Omar fue el hilo rojo que me unía tanto a la vida, como a la muerte, fue
mi Orfeo. Acudía a él cada noche esperando sentir paz mientras platicábamos,
afortunadamente lo lograba, me hablaba de la vida, de filosofía, del amor, de
la soledad, de la muerte, de la marihuana, de su ancla y sobre todo, de la
ilusión de coincidencia. Jamás olvidaré esas palabras escritas, poniendo en
duda la realidad misma, aquella que en su momento me parecía tan irreal y tajante
a la vez; me abracé a esas palabras cual si lo abrazara a él. ¿A quién? A Él,
mi Orfeo, mi fantasma, mi deseo, mi anhelo y esperanza, mi hilo rojo.
Más que cualquier charla sexual o imagen del mismo tipo, me encantaba
leer sus reflexiones, sus conclusiones sobre mí, una mujer terriblemente rota,
dolorosa, sangrante. Le compartí mi espacio íntimo, más allá de cualquier
apariencia física o carnal, le dejé ver mi interior mostrándome nítida y clara
a sus ojos, sin nombre, pero completamente transparente. Lo cual no había hecho
nunca, ¡jamás! Incluso con Mi Hombre no pude nunca ser tan transparente, un
reproche callado de él hacia mí, como respuesta el silencio mismo.
Hoy me pregunto, ¿de qué depende? Me parece que no importaba mucho quién
y cómo me viera estando yo deshecha, sin una identidad, sin un nombre, sin
nada; medio muerta y a la deriva fue más sencillo dejarme ver, total, ¿qué más
podía pasar entonces? ¿Morir? Un gran alivio hubiese sido. Sin embargo, Omar
tuvo mucho que ver, él me estructuró, me dio un nombre, se atrevió a mirar en
el abismo en una web para encuentros sexuales, hoy en día sigo pensando ¿quién
era ese Omar? ¿Fantasma, alucinación, persona, un hilo rojo real, un ancla?

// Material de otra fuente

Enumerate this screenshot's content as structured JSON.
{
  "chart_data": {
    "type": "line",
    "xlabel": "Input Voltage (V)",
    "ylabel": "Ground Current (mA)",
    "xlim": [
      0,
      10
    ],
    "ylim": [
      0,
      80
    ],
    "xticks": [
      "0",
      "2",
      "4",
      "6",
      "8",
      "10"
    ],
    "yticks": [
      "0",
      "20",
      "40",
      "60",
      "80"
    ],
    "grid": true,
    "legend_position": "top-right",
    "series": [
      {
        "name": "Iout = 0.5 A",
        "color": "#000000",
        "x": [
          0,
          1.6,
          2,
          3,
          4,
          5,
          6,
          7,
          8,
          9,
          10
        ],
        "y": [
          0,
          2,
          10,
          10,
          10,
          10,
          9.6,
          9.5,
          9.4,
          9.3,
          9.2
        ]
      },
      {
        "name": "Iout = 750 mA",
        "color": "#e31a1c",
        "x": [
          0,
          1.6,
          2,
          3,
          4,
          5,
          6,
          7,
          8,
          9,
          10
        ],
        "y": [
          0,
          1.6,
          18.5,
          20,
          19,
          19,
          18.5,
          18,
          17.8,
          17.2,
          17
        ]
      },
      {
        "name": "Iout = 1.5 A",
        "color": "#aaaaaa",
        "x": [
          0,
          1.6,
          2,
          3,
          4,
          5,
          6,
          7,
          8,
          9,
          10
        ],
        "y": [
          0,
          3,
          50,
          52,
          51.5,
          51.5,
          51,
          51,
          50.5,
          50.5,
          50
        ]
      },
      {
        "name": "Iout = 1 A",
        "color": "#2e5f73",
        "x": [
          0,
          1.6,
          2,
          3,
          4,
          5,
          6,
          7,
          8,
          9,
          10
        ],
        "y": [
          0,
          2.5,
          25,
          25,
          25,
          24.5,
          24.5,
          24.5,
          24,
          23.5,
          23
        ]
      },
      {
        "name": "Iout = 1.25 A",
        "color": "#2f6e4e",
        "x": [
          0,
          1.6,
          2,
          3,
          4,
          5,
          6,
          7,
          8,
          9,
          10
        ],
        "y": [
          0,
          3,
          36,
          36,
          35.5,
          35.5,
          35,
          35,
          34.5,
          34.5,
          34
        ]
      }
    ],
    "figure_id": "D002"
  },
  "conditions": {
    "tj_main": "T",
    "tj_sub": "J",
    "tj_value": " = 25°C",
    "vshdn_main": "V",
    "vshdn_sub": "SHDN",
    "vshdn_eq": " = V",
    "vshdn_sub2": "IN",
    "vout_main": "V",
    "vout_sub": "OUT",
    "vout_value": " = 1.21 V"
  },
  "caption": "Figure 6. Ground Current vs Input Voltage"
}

¿Cómo supo qué decir, qué palabras exactas usar en el momento preciso? ¿Por qué
en vez de sexo inició hablando de mitología griega? Con cada palabra que decía,
incluso antes de llamarme Eurídice, parecía que me conocía bastante bien,
“ilusión de coincidencia” diría sonriendo.
También me excitaba. Me gustan los hombres grandes, fuertes, robustos y
de preferencia de tez blanca, con un rostro tierno, ojos de poeta que
contrastes con la fuerza que de su corpulento cuerpo emane. Omar decía medir un
metro ochenta, en las fotos que enviaba aparecía un rostro casi infantil
coronando un cuerpo robusto; muchas veces se me antojó arrodillarme frente a su
miembro, mientras él seguía de pie, desnudo y ante mis ojos su pene erecto con
un glande un tanto rosado, tan suave que mi lengua no puede resistir el
sentirlo, lamerlo primero para luego irlo succionando suavemente, sólo el
glande hasta que Omar me obligara sosteniendo mi cabeza, a introducir todo su
pene dentro de mi boca rozando mi garganta, y yo, apretando su trasero
intentando aguantar la respiración…
Todavía guardo una fotografía de él, sólo es su rostro, y como pie de
foto la leyenda: “Tú dime…” Algún día, cuando el destino me vuelva a encontrar,
buscaré en cada bar de Querétaro su rostro, cargaré en mi cartera su foto, para
cuando lo encuentre pueda decirle, que ya sé quién soy y mi nombre es: Eurídice.